Tudo sobe independentemente do mérito, e depois tudo cai da mesma forma indiscriminada. Por isso todos se sentem génios na subida e tolos na queda. Mas bem uma coisa nem outra está certa. Como diz Scott Galloway, "Nunca é tão bom ou tão mau como pensamos."
Os investidores jogam jogos diferentes.
GameStop a 400 dólares por ação não faz qualquer sentido se formos investidores de longo prazo. Mas se formos day traders convencidos de que o preço vai subir para 401 na próxima hora, poderá ser uma excelente compra. Muitos debates financeiros não refletem pessoas que efetivamente discordam entre si, mas antes pessoas a jogar diferentes jogos e a falar umas por cima das outras.
Jim Grant disse uma vez:
"Supor que o valor de uma ação é determinado apenas pelos lucros de uma empresa descontados à taxa de juro relevante e ajustados para a taxa de imposto marginal é esquecer que as pessoas queimaram bruxas, travaram guerras por capricho, ergueram-se em defesa de Joseph Stalin e acreditaram em Orson Welles quando ele anunciou via rádio que os Marcianos tinham aterrado."

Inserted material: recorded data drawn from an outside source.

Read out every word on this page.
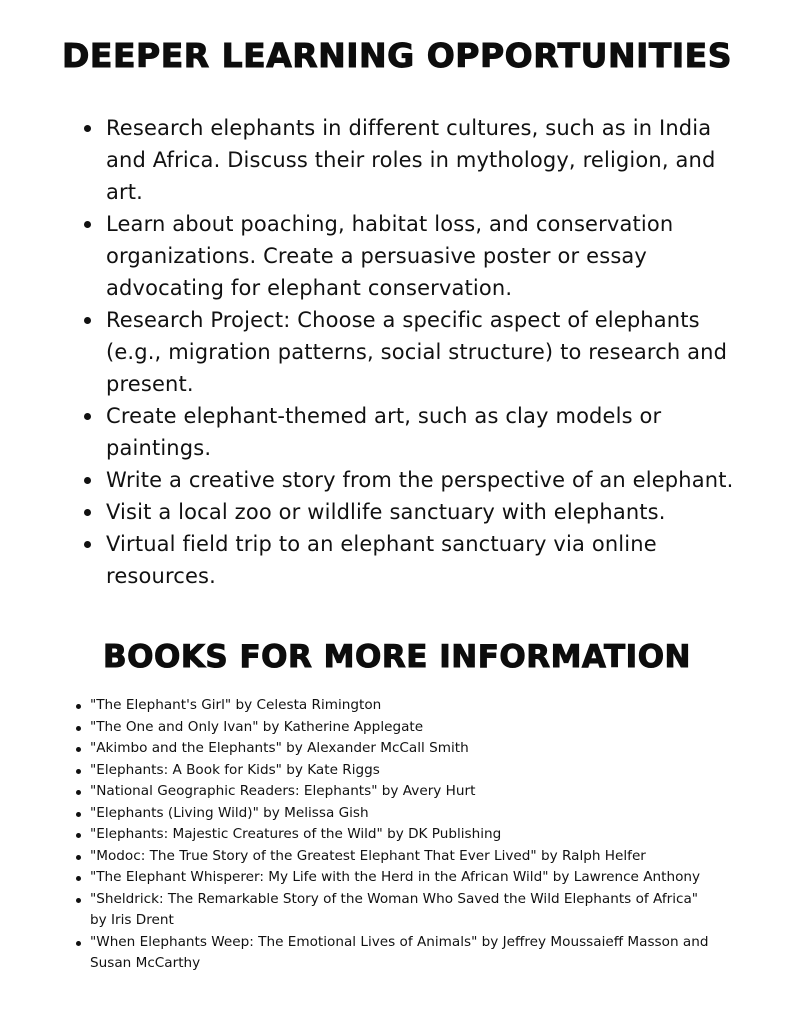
DEEPER LEARNING OPPORTUNITIES
Research elephants in different cultures, such as in India and Africa. Discuss their roles in mythology, religion, and art.
Learn about poaching, habitat loss, and conservation organizations. Create a persuasive poster or essay advocating for elephant conservation.
Research Project: Choose a specific aspect of elephants (e.g., migration patterns, social structure) to research and present.
Create elephant-themed art, such as clay models or paintings.
Write a creative story from the perspective of an elephant.
Visit a local zoo or wildlife sanctuary with elephants.
Virtual field trip to an elephant sanctuary via online resources.
BOOKS FOR MORE INFORMATION
"The Elephant's Girl" by Celesta Rimington
"The One and Only Ivan" by Katherine Applegate
"Akimbo and the Elephants" by Alexander McCall Smith
"Elephants: A Book for Kids" by Kate Riggs
"National Geographic Readers: Elephants" by Avery Hurt
"Elephants (Living Wild)" by Melissa Gish
"Elephants: Majestic Creatures of the Wild" by DK Publishing
"Modoc: The True Story of the Greatest Elephant That Ever Lived" by Ralph Helfer
"The Elephant Whisperer: My Life with the Herd in the African Wild" by Lawrence Anthony
"Sheldrick: The Remarkable Story of the Woman Who Saved the Wild Elephants of Africa" by Iris Drent
"When Elephants Weep: The Emotional Lives of Animals" by Jeffrey Moussaieff Masson and Susan McCarthy
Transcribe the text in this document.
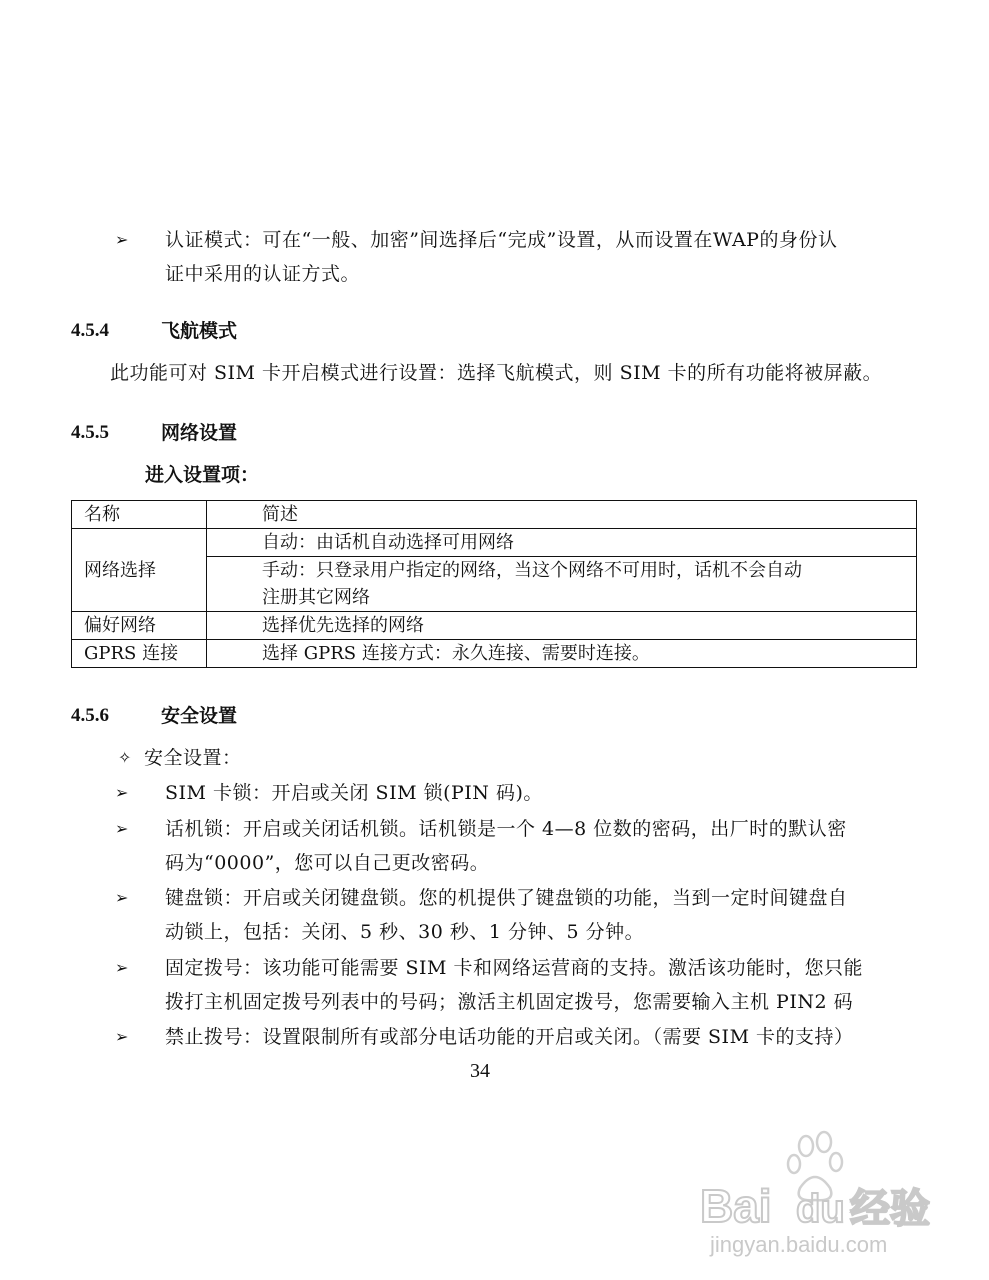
➢ 认证模式：可在“一般、加密”间选择后“完成”设置，从而设置在WAP的身份认
证中采用的认证方式。
4.5.4	飞航模式
此功能可对 SIM 卡开启模式进行设置：选择飞航模式，则 SIM 卡的所有功能将被屏蔽。
4.5.5	网络设置
进入设置项：
名称	简述
网络选择	自动：由话机自动选择可用网络

	手动：只登录用户指定的网络，当这个网络不可用时，话机不会自动
注册其它网络

偏好网络	选择优先选择的网络
GPRS 连接	选择 GPRS 连接方式：永久连接、需要时连接。
4.5.6	安全设置
✧ 安全设置：
➢ SIM 卡锁：开启或关闭 SIM 锁(PIN 码)。
➢ 话机锁：开启或关闭话机锁。话机锁是一个 4—8 位数的密码，出厂时的默认密
码为“0000”，您可以自己更改密码。
➢ 键盘锁：开启或关闭键盘锁。您的机提供了键盘锁的功能，当到一定时间键盘自
动锁上，包括：关闭、5 秒、30 秒、1 分钟、5 分钟。
➢ 固定拨号：该功能可能需要 SIM 卡和网络运营商的支持。激活该功能时，您只能
拨打主机固定拨号列表中的号码；激活主机固定拨号，您需要输入主机 PIN2 码
➢ 禁止拨号：设置限制所有或部分电话功能的开启或关闭。（需要 SIM 卡的支持）
34
Bai du 经验
jingyan.baidu.com
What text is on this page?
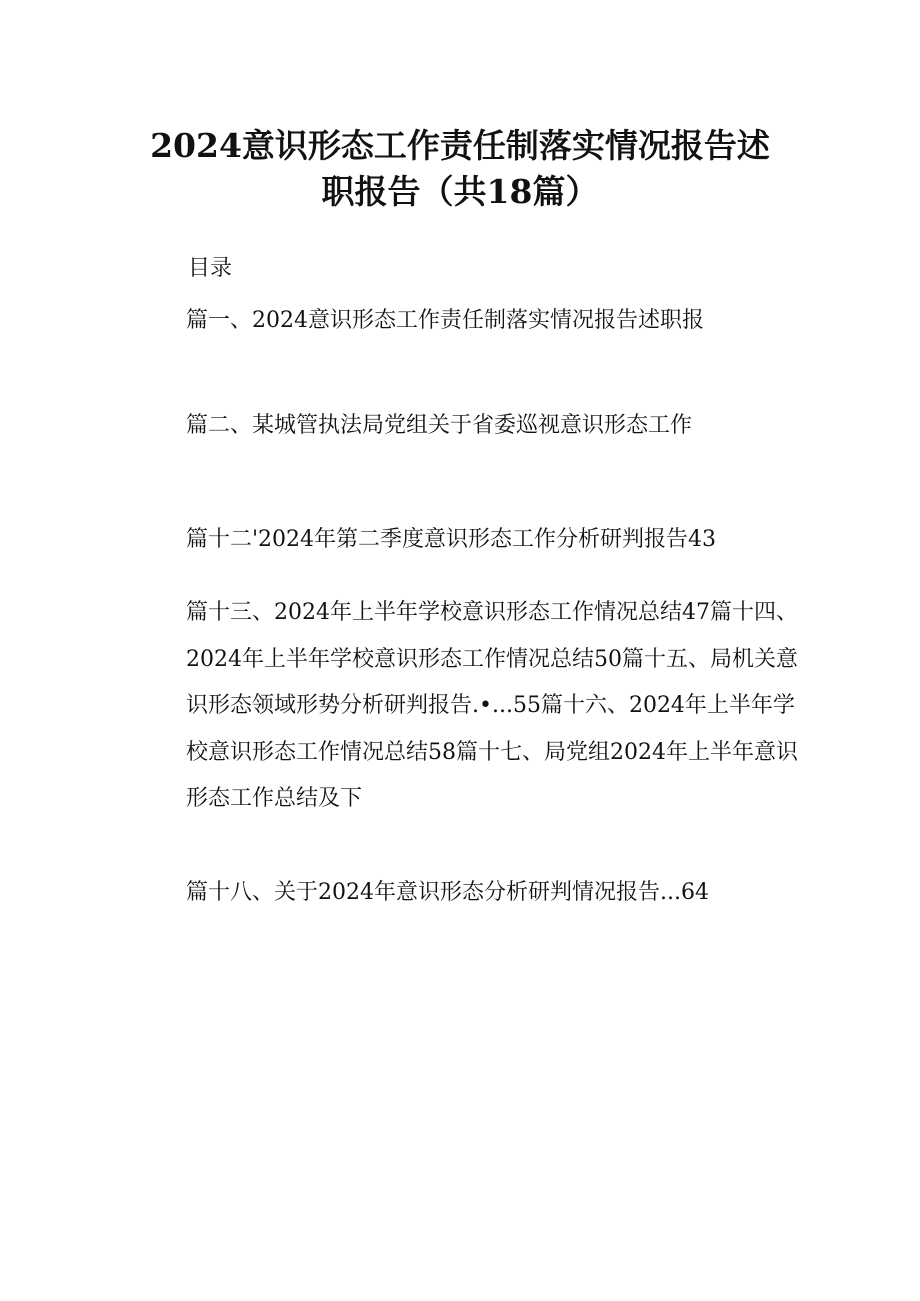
2024意识形态工作责任制落实情况报告述
职报告（共18篇）
目录
篇一、2024意识形态工作责任制落实情况报告述职报
篇二、某城管执法局党组关于省委巡视意识形态工作
篇十二'2024年第二季度意识形态工作分析研判报告43
篇十三、2024年上半年学校意识形态工作情况总结47篇十四、
2024年上半年学校意识形态工作情况总结50篇十五、局机关意
识形态领域形势分析研判报告.•...55篇十六、2024年上半年学
校意识形态工作情况总结58篇十七、局党组2024年上半年意识
形态工作总结及下
篇十八、关于2024年意识形态分析研判情况报告...64
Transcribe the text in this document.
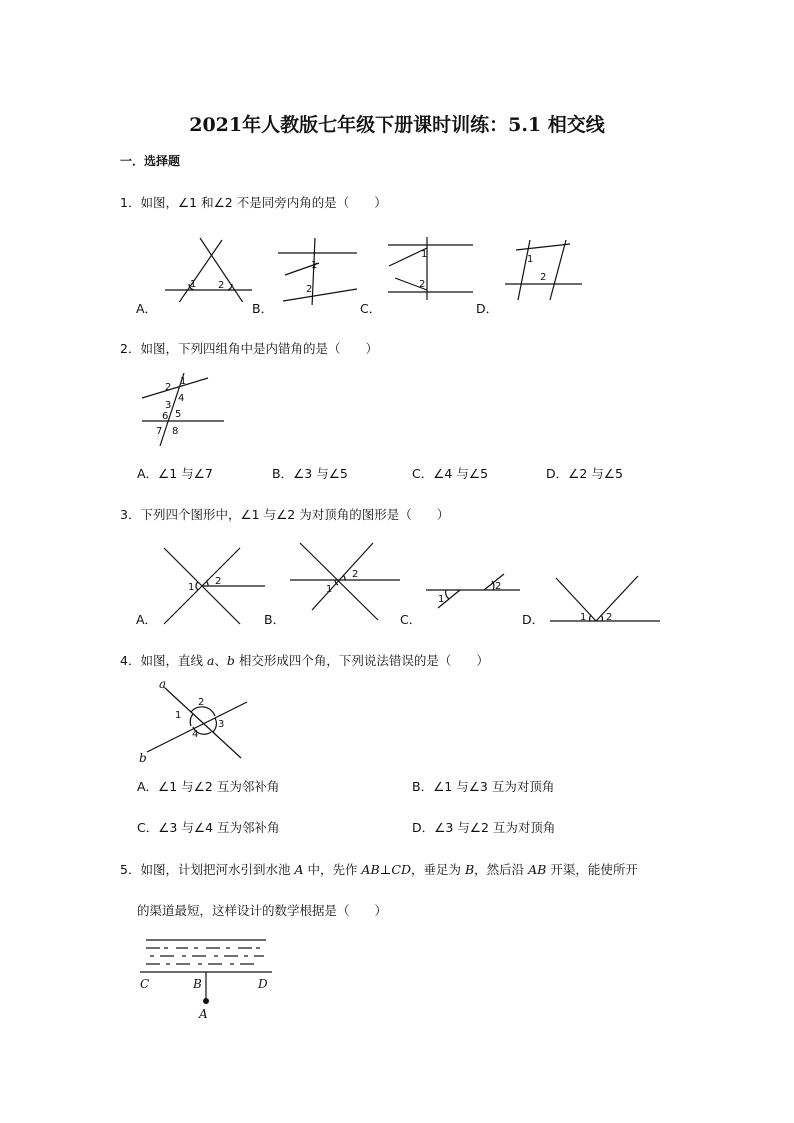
2021年人教版七年级下册课时训练：5.1 相交线
一．选择题
1．如图，∠1 和∠2 不是同旁内角的是（　　）
A．
1 2
B．
1
2
C．
1
2
D．
1
2
2．如图，下列四组角中是内错角的是（　　）
2
1
3
4
6 5
7 8
A．∠1 与∠7	B．∠3 与∠5	C．∠4 与∠5	D．∠2 与∠5
3．下列四个图形中，∠1 与∠2 为对顶角的图形是（　　）
A．
1
2
B．
1
2
C．
1
2
D．	1 2
4．如图，直线 a、b 相交形成四个角，下列说法错误的是（　　）
a
b
1
2
3
4
A．∠1 与∠2 互为邻补角	B．∠1 与∠3 互为对顶角
C．∠3 与∠4 互为邻补角	D．∠3 与∠2 互为对顶角
5．如图，计划把河水引到水池 A 中，先作 AB⊥CD，垂足为 B，然后沿 AB 开渠，能使所开
的渠道最短，这样设计的数学根据是（　　）
C	B	D
A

O otimismo é a melhor mentalidade de longo prazo.
E requer um certo nível de crença em coisas que não podem ser verificadas, seja porque não temos as competências técnicas para as verificar - ninguém sabe tudo - seja porque algo ainda não aconteceu, mas acreditamos que vai acontecer no futuro. Especulação a menos é tão perigosa como especulação a mais.
"Só se vive uma vez" é uma razão igualmente irresistível para não se fazer alguma coisa.
Buffett: "Arriscar algo que precisamos para ganhar algo que não precisamos, isso é tolice. É pura tolice."
Quando as taxas de juro estão a zero, as histórias acerca do que pode acontecer no futuro são mais poderosas do que os factos sobre o que está efetivamente a acontecer hoje,
porque não há qualquer retorno nas obrigações que ancore as pessoas de volta à realidade.
O investimento não é o estudo das finanças.
É o estudo de como as pessoas se comportam relativamente ao dinheiro. E às vezes esses comportamentos são absolutamente selvagens.